If a tree is implemented as a single-linked data structure, this can be thought of as a directed tree if there is no back-link available – once you leave the root for one of the connected nodes, you can’t get back!
But such an implementation of a tree is not necessary in the definition of a tree! One can implement a tree with double-linked lists, such that you are free to do things like move towards the root (often referred to as a Parent) or away from the root (Child).
So if you want a data structure where you can start at a leaf and work to the root, you just need one that supports a “visit parent” function.

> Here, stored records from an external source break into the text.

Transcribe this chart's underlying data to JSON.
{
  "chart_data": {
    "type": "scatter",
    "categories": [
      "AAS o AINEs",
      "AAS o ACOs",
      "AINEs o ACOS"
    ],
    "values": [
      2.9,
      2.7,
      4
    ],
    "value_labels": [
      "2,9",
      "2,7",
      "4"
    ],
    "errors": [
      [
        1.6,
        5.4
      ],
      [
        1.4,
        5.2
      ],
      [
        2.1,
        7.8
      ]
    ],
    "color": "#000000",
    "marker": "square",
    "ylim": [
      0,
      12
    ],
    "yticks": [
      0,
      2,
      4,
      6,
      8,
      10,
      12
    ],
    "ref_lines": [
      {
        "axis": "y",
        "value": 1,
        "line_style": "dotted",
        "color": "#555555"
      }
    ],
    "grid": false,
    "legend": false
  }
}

You can also trivially define a system which does not permit moving from root (Parent) to Child, only from Child to Parent, and this sounds like what you are looking for. You basically just remove “visit child” functionality.
However, I am not aware of any formal name for such a structure, or what use such a structure would have. Trees that start from a root are useful, and ones that allow walking up and down are useful, but ones that only allow one-way movement towards the root is of such specialized/limited usefulness that I doubt it has a special name reserved for it. But I suppose anything is possible!
As a practical matter, you can easily implement one from existing directed trees or directed rooted trees.
I’m not sure of an exact mathematical concept for what you are describing, but it does seem to match pretty closely to the concept of a directed acyclic graph aka DAG. Many programmers actually use DAGs every day in their work, in the form of version control software. Git (and Mercurial and etc) commit histories form a DAG. We track the leaf nodes (in Git, the refs and branches; in Mercurial, the heads; etc) and traverse back to the root node. Each node has a pointer to to its parent, rather than the other way around.
A DAG does not need to be strictly tree-like in that it can have nodes with multiple parents (a merge commit in Git, for example).
I’m not really sure what the meaningful difference would be, nor how you would go about implementing such a thing. The two ways I have seen trees implemented is either with an array or a by reference.
In an array implementation, the first element is the root and child nodes can be located by a fairly simple transformation of the parent’s index. You could presumably reverse that easily enough so that the first element is the right most leaf and find the parent of any child by use of the array length and index. The only problem is that the array length and thus tree size is fixed and it is much harder to dynamically increase the size.
It’s much easier to do with references though. You could easily create an AntiTree class that, say, provides a list of all leaves, and then each leaf references it’s parent, and so on, until you reach the root which has no parent. But that just seems like a different traversal order.
Just had another thought. In terms of what to call it, isn’t what you are describing just a funnel?
1
From a purely technical standpoint, an anti-tree is what you have every time you choose to represent a tree not by equipping each parent node with an array of pointers to its child nodes, but by equipping each child node with a single pointer to its parent node.
Trees are commonly represented this way, for example, in relational databases.